Erhalaç: Bu durum, idari bir zaaf değil, doğrudan doğruya siyasi bir sorumsuzluktur

KTÖS İnsan Hakları ve Eşitlik Sekreteri Sevgi Erhalaç, olayın tesadüf veya münferit bir trajedi olmadığını kaydetti.

Kıbrıslı Gazetesi
06/11/2025 10:20
Erhalaç: Bu durum, idari bir zaaf değil, doğrudan doğruya siyasi bir sorumsuzluktur

Lefkoşa’da 9 yaşındaki Nijeryalı bir çocuğun yaşamını yitirmesi, göçmen çocuklara yönelik ihmallerin yeniden gündeme gelmesine neden oldu. KTÖS İnsan Hakları ve Eşitlik Sekreteri Sevgi Erhalaç, olayın tesadüf veya münferit bir trajedi olmadığını kaydetti.

Erhalaç’ın açıklamasının tamamı şu şekilde:

Lefkoşa’da henüz dokuz yaşında olan Nijeryalı bir kız çocuğu hayatını kaybetti. Bu acı olay, ne yazık ki ne bir tesadüf ne de münferit bir trajedidir. Yabancı dil konuşan göçmen çocuklara ve ailelerine yönelik duyarsızlığın, ayrımcılığın ve kurumsal ihmallerin bir kez daha ölümcül sonuçlar doğurduğunun en somut kanıtıdır. Kıbrıs’ın kuzeyinde yaşayan binlerce göçmen çocuk, dil bilmedikleri gerekçesiyle sağlık ve eğitim sisteminin dışına itilmekte, görünmez hale getirilmektedir.

Daha önce yaşanan alkollü mama skandalı sonrasında hiçbir yetkilinin sorumluluk üstlenmemesi, bu ülkede yönetim anlayışının ne kadar çürüdüğünü göstermiştir. O dönemde kimse hesap vermemiştir. Bugün ise, aynı Sağlık Bakanı’nın yönetiminde, bir çocuk daha yaşamını yitirmiştir. Bu durum, idari bir zaaf değil, doğrudan doğruya siyasi bir sorumsuzluktur.
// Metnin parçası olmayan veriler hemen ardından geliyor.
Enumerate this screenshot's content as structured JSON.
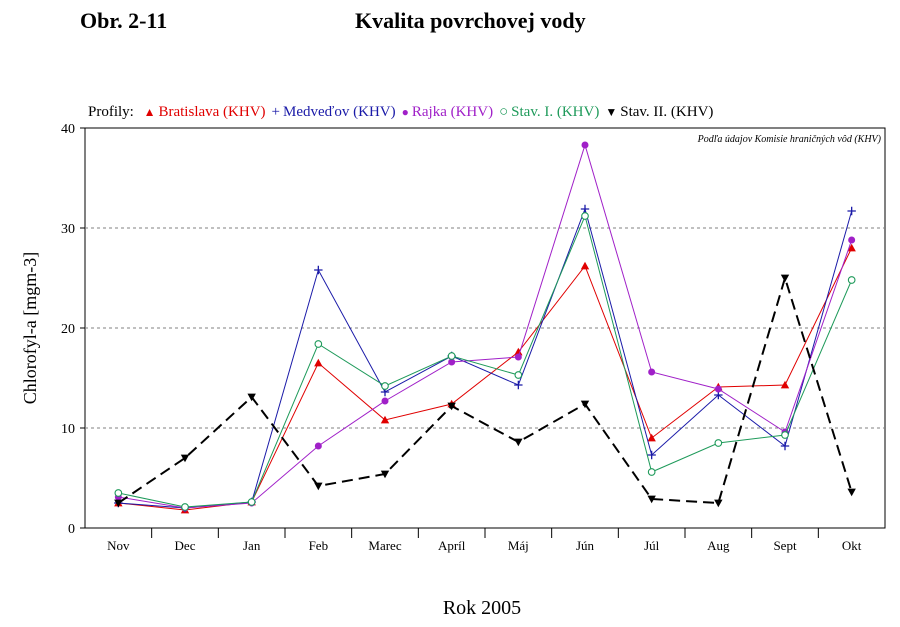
{
  "header": {
    "figure_label": "Obr. 2-11",
    "title": "Kvalita povrchovej vody"
  },
  "legend": {
    "prefix": "Profily:"
  },
  "chart_data": {
    "type": "line",
    "xlabel": "Rok 2005",
    "ylabel": "Chlorofyl-a [mgm-3]",
    "ylim": [
      0,
      40
    ],
    "yticks": [
      0,
      10,
      20,
      30,
      40
    ],
    "grid": "horizontal dashed",
    "legend_position": "top",
    "note": "Podľa údajov Komisie hraničných vôd (KHV)",
    "categories": [
      "Nov",
      "Dec",
      "Jan",
      "Feb",
      "Marec",
      "Apríl",
      "Máj",
      "Jún",
      "Júl",
      "Aug",
      "Sept",
      "Okt"
    ],
    "series": [
      {
        "name": "Bratislava (KHV)",
        "color": "#e00000",
        "marker": "triangle-up",
        "values": [
          2.5,
          1.8,
          2.6,
          16.5,
          10.8,
          12.4,
          17.6,
          26.2,
          9.0,
          14.1,
          14.3,
          28.0
        ]
      },
      {
        "name": "Medveďov (KHV)",
        "color": "#1a1aa8",
        "marker": "plus",
        "values": [
          2.5,
          2.0,
          2.6,
          25.8,
          13.6,
          17.2,
          14.3,
          31.9,
          7.3,
          13.3,
          8.2,
          31.7
        ]
      },
      {
        "name": "Rajka (KHV)",
        "color": "#a020c8",
        "marker": "dot",
        "values": [
          3.1,
          2.0,
          2.5,
          8.2,
          12.7,
          16.6,
          17.1,
          38.3,
          15.6,
          13.9,
          9.6,
          28.8
        ]
      },
      {
        "name": "Stav. I. (KHV)",
        "color": "#1e9a5a",
        "marker": "circle-open",
        "values": [
          3.5,
          2.1,
          2.6,
          18.4,
          14.2,
          17.2,
          15.3,
          31.2,
          5.6,
          8.5,
          9.3,
          24.8
        ]
      },
      {
        "name": "Stav. II. (KHV)",
        "color": "#000000",
        "marker": "triangle-down",
        "dashed": true,
        "values": [
          2.5,
          7.0,
          13.1,
          4.2,
          5.4,
          12.2,
          8.6,
          12.4,
          2.9,
          2.5,
          25.0,
          3.6
        ]
      }
    ]
  }
}
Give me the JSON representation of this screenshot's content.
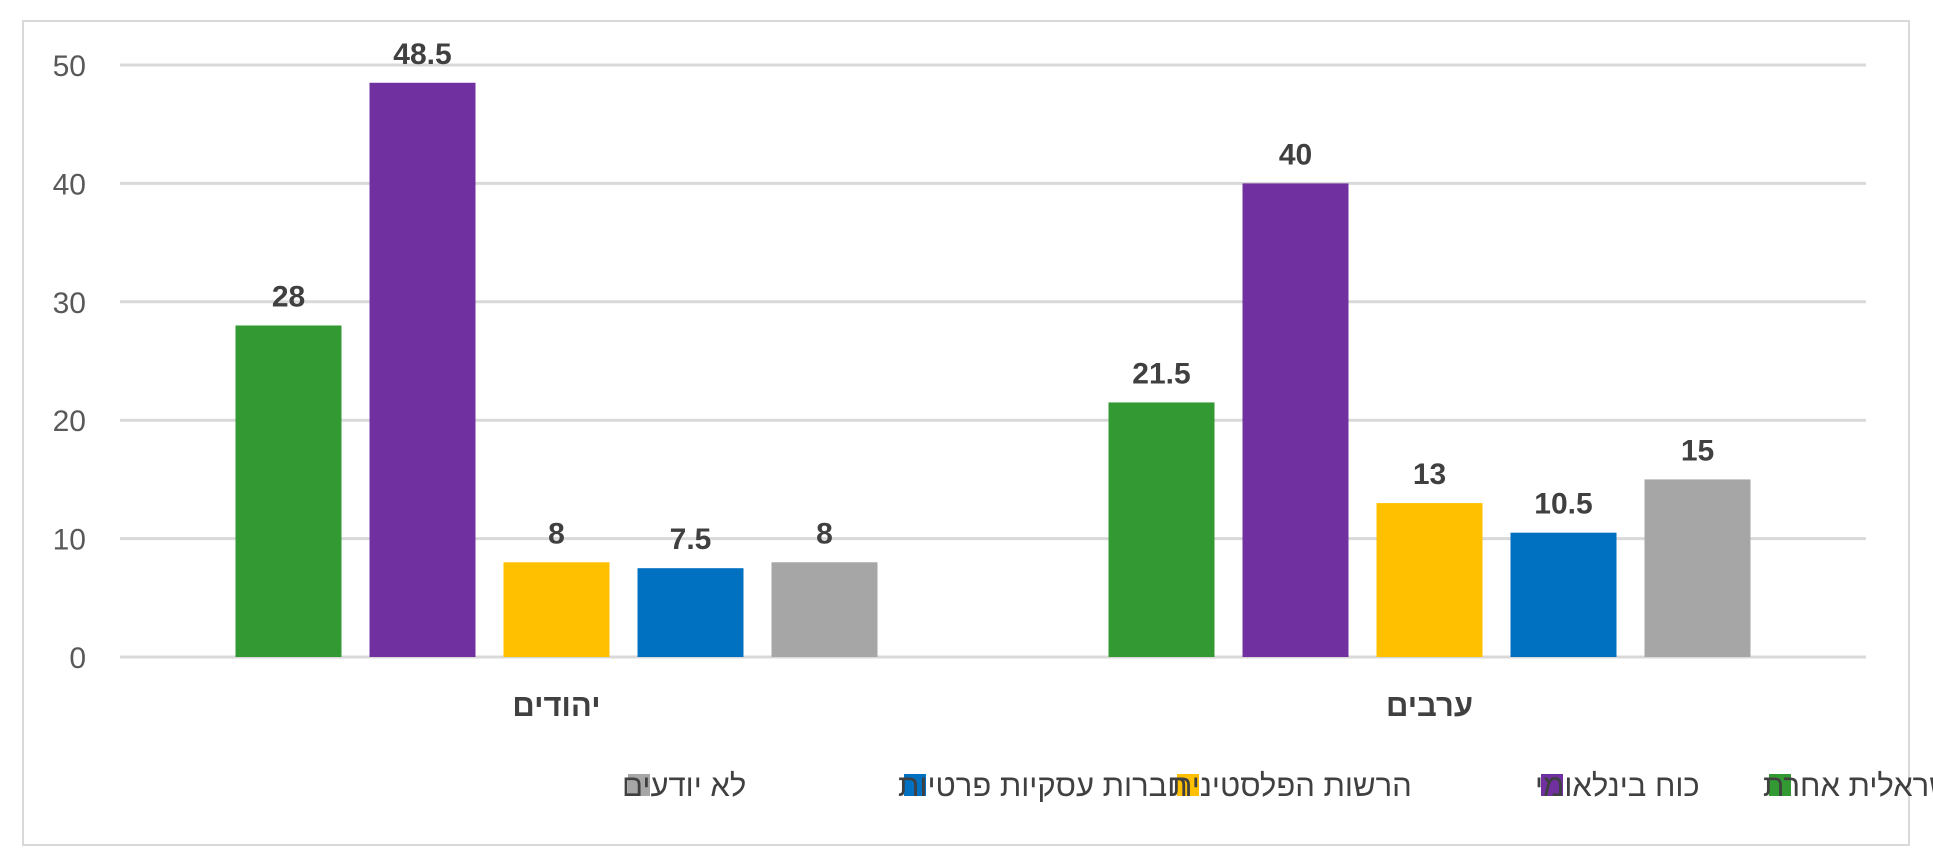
{
  "chart_data": {
    "type": "bar",
    "title": "",
    "xlabel": "",
    "ylabel": "",
    "ylim": [
      0,
      50
    ],
    "yticks": [
      0,
      10,
      20,
      30,
      40,
      50
    ],
    "grid": true,
    "legend_position": "bottom",
    "categories": [
      "יהודים",
      "ערבים"
    ],
    "series": [
      {
        "name": "צה\"ל או רשות ישראלית אחרת",
        "color": "#339933",
        "values": [
          28,
          21.5
        ],
        "labels": [
          "28",
          "21.5"
        ]
      },
      {
        "name": "כוח בינלאומי",
        "color": "#7030a0",
        "values": [
          48.5,
          40
        ],
        "labels": [
          "48.5",
          "40"
        ]
      },
      {
        "name": "הרשות הפלסטינית",
        "color": "#ffc000",
        "values": [
          8,
          13
        ],
        "labels": [
          "8",
          "13"
        ]
      },
      {
        "name": "חברות עסקיות פרטיות",
        "color": "#0070c0",
        "values": [
          7.5,
          10.5
        ],
        "labels": [
          "7.5",
          "10.5"
        ]
      },
      {
        "name": "לא יודעים",
        "color": "#a6a6a6",
        "values": [
          8,
          15
        ],
        "labels": [
          "8",
          "15"
        ]
      }
    ]
  }
}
Bu çocuğumuz, eğitim sisteminin dışına itilmiş yüzlerce çocuktan yalnızca biriydi. KTÖS’ün yıllardır yaptığı uyarılara rağmen, Türkçe bilmeyen öğrencileri okul dışında bırakma politikası ısrarla sürdürülmektedir. Bu uygulama, yasalarımıza da insan haklarına da aykırıdır. Eğitim hakkı evrenseldir; hiçbir çocuk, ana dili gerekçe gösterilerek eğitimden mahrum bırakılamaz.

Ne Sağlık Bakanı Hakan Dinçyürek’te ne de Eğitim Bakanı Nazım Çavuşoğlu’nda siyasi sorumluluk bilinci vardır. Yönetememenin sonuçlarını üstlenmek yerine sessizliğe sığınmayı tercih etmektedirler. Çocuklar ölürken koltuklarını korumayı önceleyen bu anlayışı kabul etmiyoruz.

Göçmenlere yönelik sistematik dışlama, Kıbrıs’ın kuzeyinde yıllardır süregelen yapısal bir sorundur. Eğitimde, sağlıkta ve sosyal hizmetlerdeki eşitsizlikler, bu toplulukları sürekli olarak ikinci sınıf yurttaş konumuna itmektedir. Bu çocuk, devletin görmezden geldiği yüzlerce çocuktan sadece biridir.

Birleşmiş Milletler Çocuk Hakları Sözleşmesi’nin tarafı olan ülkemiz, “çocuğun üstün yararı” ilkesini açık biçimde ihlal etmiştir. Ne eğitim sistemi ne sağlık sistemi bu çocuğu koruyabilmiştir. Bu nedenle bu ölüm, yalnızca bireysel değil, kurumsal bir çocuk ihmali vakasıdır.

Sağlık ve Eğitim Bakanlıkları hakkında derhal bağımsız bir inceleme komisyonu kurulmalıdır. Bu komisyon, yalnızca bu olayı değil, geçmişte yaşanan alkollü mama skandalı, eğitimde dışlama politikaları ve sağlıkta yaşanan diğer ihmal vakalarını da incelemelidir. Çünkü hesap verebilirlik, demokratik bir toplumun en temel koşuludur.

Bu topraklarda bir daha hiçbir çocuk, dili bilinmediği, yoksul olduğu ya da göçmen kimliği taşıdığı için yaşamını yitirmemelidir.